My first location was Nechem, a tiny mud-brick village in northeast Afghanistan. Although the Taliban never came here, it is a very conservative area and they’re not used to seeing foreigners. I wasn’t entirely sure how I’d be received. My fears were allayed as soon as I stepped foot out of the car. I set up the Nikon with an 18-200mm vibration reduction lens on a light-weight Giotto tripod with the intention of getting some establishing shots of the village. I didn’t stand a chance. Within seconds I was mobbed by small children (predominantly girls, surprisingly) wanting to have their pictures taken but also to see how the camera worked. There was as much of a crowd behind the camera as in front of it. The children were not only photogenic but incredibly enthusiastic about the whole process. They were a joy to work with and phenomenal ambassadors for the Afghanistan of tomorrow.

From Nechem, I traveled west to Baharak District in Badakhshan. Despite its immense mineral reserves, this is one of the poorest areas on earth. The provincial capital, Faizabad, has the highest maternal mortality rate in the world and in recent years, income has come from opium production. This money does not filter down into the community it stays in the hands of the warlords. However, even in this bleak situation there is hope.

I spent my time visiting rural enterprise schemes where villagers (predominantly women) learn skills to run their own businesses. They are able to take small loans from their micro finance groups and then invest the money in areas such as livestock, bee hives, fruit and vegetable processing, and textiles. The income this generates not only enables them to better care for their families, but also increases the status that they have within their communities.

There were times when I grew frustrated being a woman in Asia I am often left feeling like a second-class citizen but in Baharak my sex was a bonus. Unlike my male companions, I was able to enter the female parts of the houses and to photograph women uncovered. Stripped of their burqas and uninhibited by the usual social conventions that dictate behavior outside the home, the women were relaxed and keen to show me every aspect of their lives. When at first I attempted to take portraits, they were exceedingly formal, to the point that the subjects looked miserable. When I showed them their pictures on the D200’s screen, however, they burst out laughing at their own solemnity, and the subsequent photos showed many more smiles.

One young woman was intrigued not by the photos but by the camera itself. I showed her the basic functions (how to zoom, focus, take a picture and review the image) and then didn’t see my camera again for the next half hour. The pictures she came back with were fascinating intimate portraits of her friends with their children and, in one case, a pregnancy bump. This was a woman who had never held a mobile phone, used a radio or watched television. It’s unlikely she’d even seen an illustrated magazine and yet she took to photography like a duck to water. It’s a credit to the intuitiveness of the Nikon design and also the curiosity and creativity of the woman.

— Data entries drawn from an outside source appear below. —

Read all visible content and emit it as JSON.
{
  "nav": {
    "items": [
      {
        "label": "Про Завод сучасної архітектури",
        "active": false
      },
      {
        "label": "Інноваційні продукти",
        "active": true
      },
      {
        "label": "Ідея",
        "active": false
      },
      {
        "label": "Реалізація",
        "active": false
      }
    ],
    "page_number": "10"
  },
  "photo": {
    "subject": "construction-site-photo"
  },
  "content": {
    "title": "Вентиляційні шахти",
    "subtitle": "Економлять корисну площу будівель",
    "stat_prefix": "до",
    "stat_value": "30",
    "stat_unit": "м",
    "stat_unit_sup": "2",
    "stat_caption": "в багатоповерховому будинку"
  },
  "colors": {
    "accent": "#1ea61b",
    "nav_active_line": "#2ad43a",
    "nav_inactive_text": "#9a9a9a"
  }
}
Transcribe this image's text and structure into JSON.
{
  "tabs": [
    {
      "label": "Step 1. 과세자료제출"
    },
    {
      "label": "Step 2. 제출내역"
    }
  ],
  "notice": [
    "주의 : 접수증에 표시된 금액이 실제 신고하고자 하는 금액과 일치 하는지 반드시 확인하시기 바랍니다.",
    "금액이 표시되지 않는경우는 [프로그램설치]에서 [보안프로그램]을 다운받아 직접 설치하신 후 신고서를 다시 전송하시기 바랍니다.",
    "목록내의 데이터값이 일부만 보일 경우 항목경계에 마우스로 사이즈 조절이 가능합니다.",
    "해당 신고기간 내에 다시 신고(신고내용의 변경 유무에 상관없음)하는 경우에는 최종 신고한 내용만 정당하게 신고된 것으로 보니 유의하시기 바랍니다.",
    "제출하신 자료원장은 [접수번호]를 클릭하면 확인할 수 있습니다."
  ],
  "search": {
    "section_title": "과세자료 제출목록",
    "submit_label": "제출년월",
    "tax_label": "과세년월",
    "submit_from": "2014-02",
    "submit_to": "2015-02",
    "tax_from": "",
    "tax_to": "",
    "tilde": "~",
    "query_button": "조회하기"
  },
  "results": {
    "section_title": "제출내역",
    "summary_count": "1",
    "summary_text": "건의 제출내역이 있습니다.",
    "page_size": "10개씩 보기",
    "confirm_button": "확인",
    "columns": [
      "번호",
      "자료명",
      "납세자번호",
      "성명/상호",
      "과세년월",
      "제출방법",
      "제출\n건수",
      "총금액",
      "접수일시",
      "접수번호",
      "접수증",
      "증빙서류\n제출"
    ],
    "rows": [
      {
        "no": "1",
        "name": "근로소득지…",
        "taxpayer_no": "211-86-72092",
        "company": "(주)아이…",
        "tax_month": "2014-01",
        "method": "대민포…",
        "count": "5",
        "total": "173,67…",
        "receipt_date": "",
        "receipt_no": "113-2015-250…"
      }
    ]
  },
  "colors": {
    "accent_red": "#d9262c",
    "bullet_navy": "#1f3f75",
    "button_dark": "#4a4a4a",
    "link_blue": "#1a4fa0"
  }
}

When I left Afghanistan and went back to the UK on holiday, I visited a class of students to talk to them about Afghanistan. When I told them it was my new favorite place, they looked absolutely horrified. The only images they associated with the country were battlefields in Helmand, burnt out tanks, and the shrouded coffins of heroes returning home. They did not understand, because no one had ever thought to tell them that the vast majority of Afghanistan is peaceful, that not all Afghans are militants, and that Afghan children are, in many ways, just like them. It was only when they saw pictures of their Afghan contemporaries, giggling and larking about in front of the camera, that their questions began to change. They stopped asking about weapons and death and the morality of the war, and instead started asking about schooling, employment opportunities and Afghanistan’s future. These are the questions we all need to be asking, and I believe adamantly that pictures are a powerful tool to get such topics on the agenda.